Sadily despite a period of considerable improvement in their products and workforce relations during the early to mid 90’s, the government could not save the brand despire several different ownerships and Rover disappeared as a UK going concern altogether in 2005.
By this time the Japanese had become the world biggest motor vehicle manufacturers, a position to held by them until the Chinese took over in 2009. One of the main issues was the relatively high initial costs to set up factories abroad. The first foray into manufacturing cars outside Japan, had actually started sometime back, with Asia, African and South american assembly plants propping up local economies way back in the 60’s, so dealing with such set ups in the UK was comparitively straight forward with assistance from the government.

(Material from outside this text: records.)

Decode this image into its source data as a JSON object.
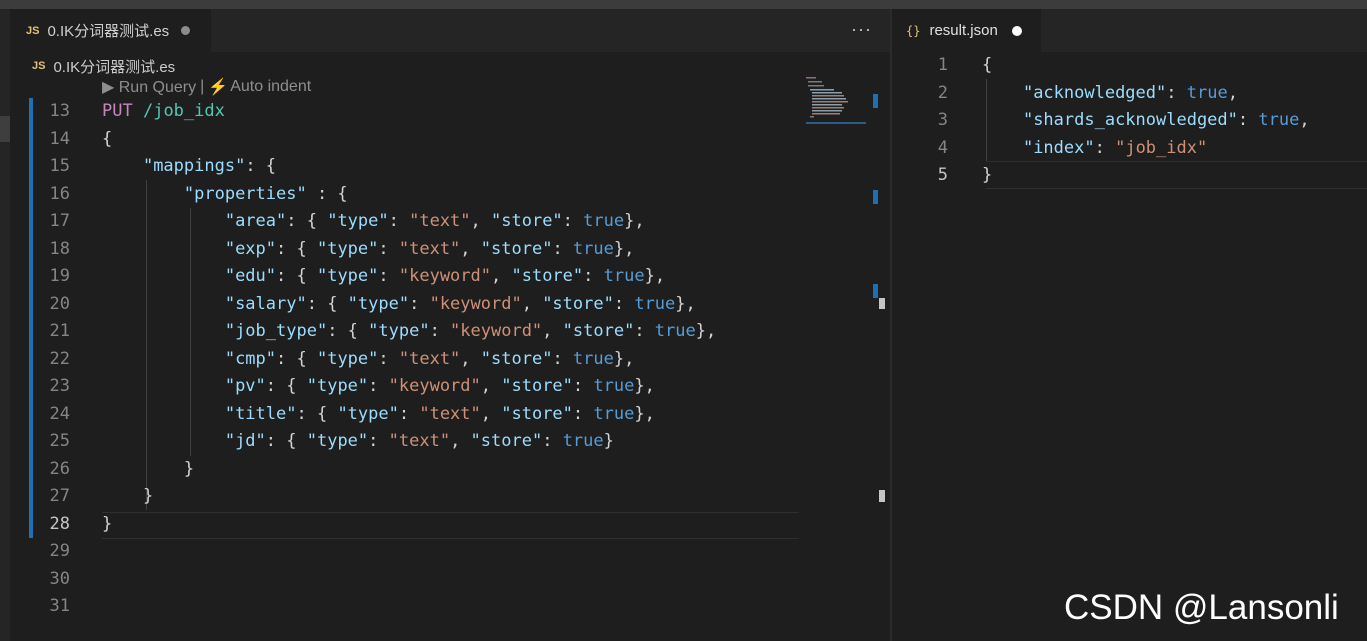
{
  "left_editor": {
    "tab": {
      "icon": "JS",
      "title": "0.IK分词器测试.es",
      "modified": true
    },
    "more_actions": "···",
    "breadcrumb": {
      "icon": "JS",
      "file": "0.IK分词器测试.es"
    },
    "codelens": {
      "run": "▶ Run Query",
      "separator": "|",
      "auto_indent": "Auto indent"
    },
    "line_numbers": [
      "13",
      "14",
      "15",
      "16",
      "17",
      "18",
      "19",
      "20",
      "21",
      "22",
      "23",
      "24",
      "25",
      "26",
      "27",
      "28",
      "29",
      "30",
      "31"
    ],
    "current_line": "28",
    "code": {
      "put_method": "PUT",
      "put_path": "/job_idx",
      "open_brace": "{",
      "mappings_key": "\"mappings\"",
      "properties_key": "\"properties\"",
      "fields": [
        {
          "name": "\"area\"",
          "type": "\"text\"",
          "store": "true"
        },
        {
          "name": "\"exp\"",
          "type": "\"text\"",
          "store": "true"
        },
        {
          "name": "\"edu\"",
          "type": "\"keyword\"",
          "store": "true"
        },
        {
          "name": "\"salary\"",
          "type": "\"keyword\"",
          "store": "true"
        },
        {
          "name": "\"job_type\"",
          "type": "\"keyword\"",
          "store": "true"
        },
        {
          "name": "\"cmp\"",
          "type": "\"text\"",
          "store": "true"
        },
        {
          "name": "\"pv\"",
          "type": "\"keyword\"",
          "store": "true"
        },
        {
          "name": "\"title\"",
          "type": "\"text\"",
          "store": "true"
        },
        {
          "name": "\"jd\"",
          "type": "\"text\"",
          "store": "true"
        }
      ],
      "type_key": "\"type\"",
      "store_key": "\"store\"",
      "close_inner": "}",
      "close_mid": "}",
      "close_outer": "}"
    }
  },
  "right_editor": {
    "tab": {
      "icon": "{}",
      "title": "result.json",
      "modified": true
    },
    "line_numbers": [
      "1",
      "2",
      "3",
      "4",
      "5"
    ],
    "current_line": "5",
    "json": {
      "open": "{",
      "entries": [
        {
          "key": "\"acknowledged\"",
          "value": "true",
          "kind": "bool",
          "comma": ","
        },
        {
          "key": "\"shards_acknowledged\"",
          "value": "true",
          "kind": "bool",
          "comma": ","
        },
        {
          "key": "\"index\"",
          "value": "\"job_idx\"",
          "kind": "string",
          "comma": ""
        }
      ],
      "close": "}"
    }
  },
  "watermark": "CSDN @Lansonli",
  "colors": {
    "editor_bg": "#1e1e1e",
    "tab_bar_bg": "#252526",
    "keyword": "#c586c0",
    "path": "#4ec9b0",
    "property": "#9cdcfe",
    "string": "#ce9178",
    "boolean": "#569cd6",
    "modified_bar": "#1f6fb5"
  }
}
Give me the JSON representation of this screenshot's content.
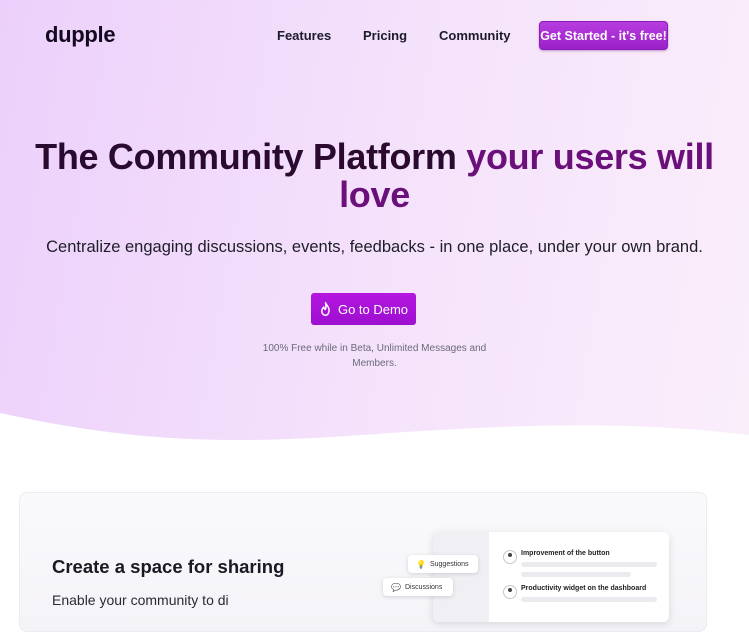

Nissan set up the first UK assembly plant in 1986, to produce the T72 Bluebird models for European consumption and eventually became the most efficient car plant in Europe, Toyota followed suite in Derbyshire, followed by Honda in Swindon. This has not only regained confidence in the UK forces ability to mass produce cars, but has meant for the first time in decades that there is a sizable export of British made cars. This has compensated for the turndown of naturalised UK car manufacturers, and further reductions in mass production of components in the UK by established companies like Ford and GM.
The select number cars listed below illustrate the breadth, innovation and emotional appeal of Japanese cars.
Several Japanese cars have been recognised for overhauling and reviving specific car markets. Started by the global domination of Toyota’s Land Cruiser, a domain that had almost exclusively been the preserve of Land Rover. The Suzuki Suzilight is recognised as the first kei car, which introduced motoring to thousands of Japanese owners. Toyota in particular with their Corolla produced a genuine world car. Mazda started with their Rotary engine technology in 1967, with highlighted models such as the original Cosmo and RX7. Honda launched their economical Civic at exactly the right time during the fuel crisis of 1973, the Accord was the first Japanese car to be manufactured in the United States and soon became the best selling Japanese car in the US for 15 consecutive years between 1982 and 1997. Nissan launched their people carrier in Japan 3 years before Renault took credit for the genre. Mazda launched their MX5 in 1989, to universal acclaim resurrecting the mass produced open top car market, shortly followed by Lexus, who set new standards in refinement for their range of luxury cars. The 1997 toyota Prius was the world’s first mass-produced gasoline-electric hybrid car, Nissan was the first to market with an all-electric car in 2010.
There is also some similarities in the recent success of South Korea as car manufacturers. Hyundai were first to arrive in the UK in 1982, having set up a car building arm in 1967 assembling the Ford Cortina under license. Their first own design, the Hyundai Pony was launched in 1975, with styling by Giugiaro, chassis help from ex BL engineers and drivetrains from Mitsubishi. Kia started making Mazda 1000’s under licence in 1974, with imports of the Mazda 121 rebadged as the Kia Pride starting in the UK in 1991 and finally Daewoo with their GM influenced Nexia (MK2 Astra) and Espero (Mk2 Cavalier) in 1994. All 3 manufacturers, despite the Asian recession, are quickly gaining UK sales on a scale not disimilar to the Japanese in the 70’s. Malaysian Proton also entered the UK market with Mitsubishi based (1983 Lancer) cars in 1989, and have proved to be, like the South Korean built cars, durable and reliable.
The spread and acceptance of Japanese cars in Africa, Asia and South America too, cannot be under estimated. It allowed millions to own a car, that was reliable, DIY friendly and durable. Europe and North America have embraced the Japanese car. Almost pole to pole you’ll see a Japanese car, with only one last major market to conquer – China.